I asked myself the same question re: your first. The next one… I don’t think that all the people left. Remember early in the movie the recording talking about how there was lots of room out in space, and ships were leaving daily (or something like that)? I think that there were a lot of ships. Not sure if they were all like Axiom or not but I think the implication is that everybody left, not that everybody died.

I’m curious at what point everyone said that? (Just because I can think of a bunch of places where that could have been said, and there was no such universal audience moment at the theater I saw it at.)

[spoiler]I think the implication is a bit different: that everyone who could leave, using whatever means possible, did.

I wonder how many of those “ships leaving daily” had stowaways. [/spoiler]

I’ll join you in that boat. I thought The Incredibles was sub-meh at best and have never understood all the fuss. I loved Wall-E.

I do think that they should have used all CG people and not live action. The progression to fat and lazy is believable.
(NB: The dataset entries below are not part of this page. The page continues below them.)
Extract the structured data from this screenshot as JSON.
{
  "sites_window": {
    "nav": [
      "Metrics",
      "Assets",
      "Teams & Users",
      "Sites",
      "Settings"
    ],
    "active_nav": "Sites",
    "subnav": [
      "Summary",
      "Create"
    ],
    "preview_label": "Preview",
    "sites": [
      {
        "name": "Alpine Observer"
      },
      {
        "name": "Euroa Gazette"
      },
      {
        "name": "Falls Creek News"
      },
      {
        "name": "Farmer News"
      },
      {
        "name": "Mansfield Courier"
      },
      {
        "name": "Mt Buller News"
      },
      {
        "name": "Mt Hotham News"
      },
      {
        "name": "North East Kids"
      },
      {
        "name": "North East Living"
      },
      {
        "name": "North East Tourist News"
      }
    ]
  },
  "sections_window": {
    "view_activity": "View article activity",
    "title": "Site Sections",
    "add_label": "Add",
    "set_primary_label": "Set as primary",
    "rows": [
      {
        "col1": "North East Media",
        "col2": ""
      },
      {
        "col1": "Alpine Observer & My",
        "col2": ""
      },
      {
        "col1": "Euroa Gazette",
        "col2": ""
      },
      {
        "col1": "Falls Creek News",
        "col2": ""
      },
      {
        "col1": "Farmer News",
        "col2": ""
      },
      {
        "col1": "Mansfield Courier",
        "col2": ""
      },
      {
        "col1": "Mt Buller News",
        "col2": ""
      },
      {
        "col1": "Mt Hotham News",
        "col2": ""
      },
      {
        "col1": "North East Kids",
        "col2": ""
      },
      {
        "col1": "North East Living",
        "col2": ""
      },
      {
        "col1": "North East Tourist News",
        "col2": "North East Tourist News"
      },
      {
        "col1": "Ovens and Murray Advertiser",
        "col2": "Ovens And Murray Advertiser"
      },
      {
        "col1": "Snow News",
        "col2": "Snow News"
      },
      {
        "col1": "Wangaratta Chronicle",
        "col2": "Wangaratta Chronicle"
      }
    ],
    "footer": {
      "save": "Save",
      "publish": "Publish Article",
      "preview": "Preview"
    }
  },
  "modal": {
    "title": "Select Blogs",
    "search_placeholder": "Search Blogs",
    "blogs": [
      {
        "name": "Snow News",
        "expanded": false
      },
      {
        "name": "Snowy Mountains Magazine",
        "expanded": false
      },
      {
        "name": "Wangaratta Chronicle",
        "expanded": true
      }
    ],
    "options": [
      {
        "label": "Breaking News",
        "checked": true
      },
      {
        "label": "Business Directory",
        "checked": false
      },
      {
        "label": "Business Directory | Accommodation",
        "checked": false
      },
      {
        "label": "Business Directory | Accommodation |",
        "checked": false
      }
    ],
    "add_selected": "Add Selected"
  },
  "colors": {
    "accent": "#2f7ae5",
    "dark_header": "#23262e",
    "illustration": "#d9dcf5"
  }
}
The progression from looking like people to looking like plastic animated characters? Not so much.

[spoiler]The chairman – I got the feeling he committed suicide after recording his farewell message.

With so few plants, I’m pretty sure the atmosphere wouldn’t be breathable.

And if nobody’d walked for umpty-dum generations, even standing up in 1G would be impossible.[/spoiler]

How do you play a VHS tape through an iPod?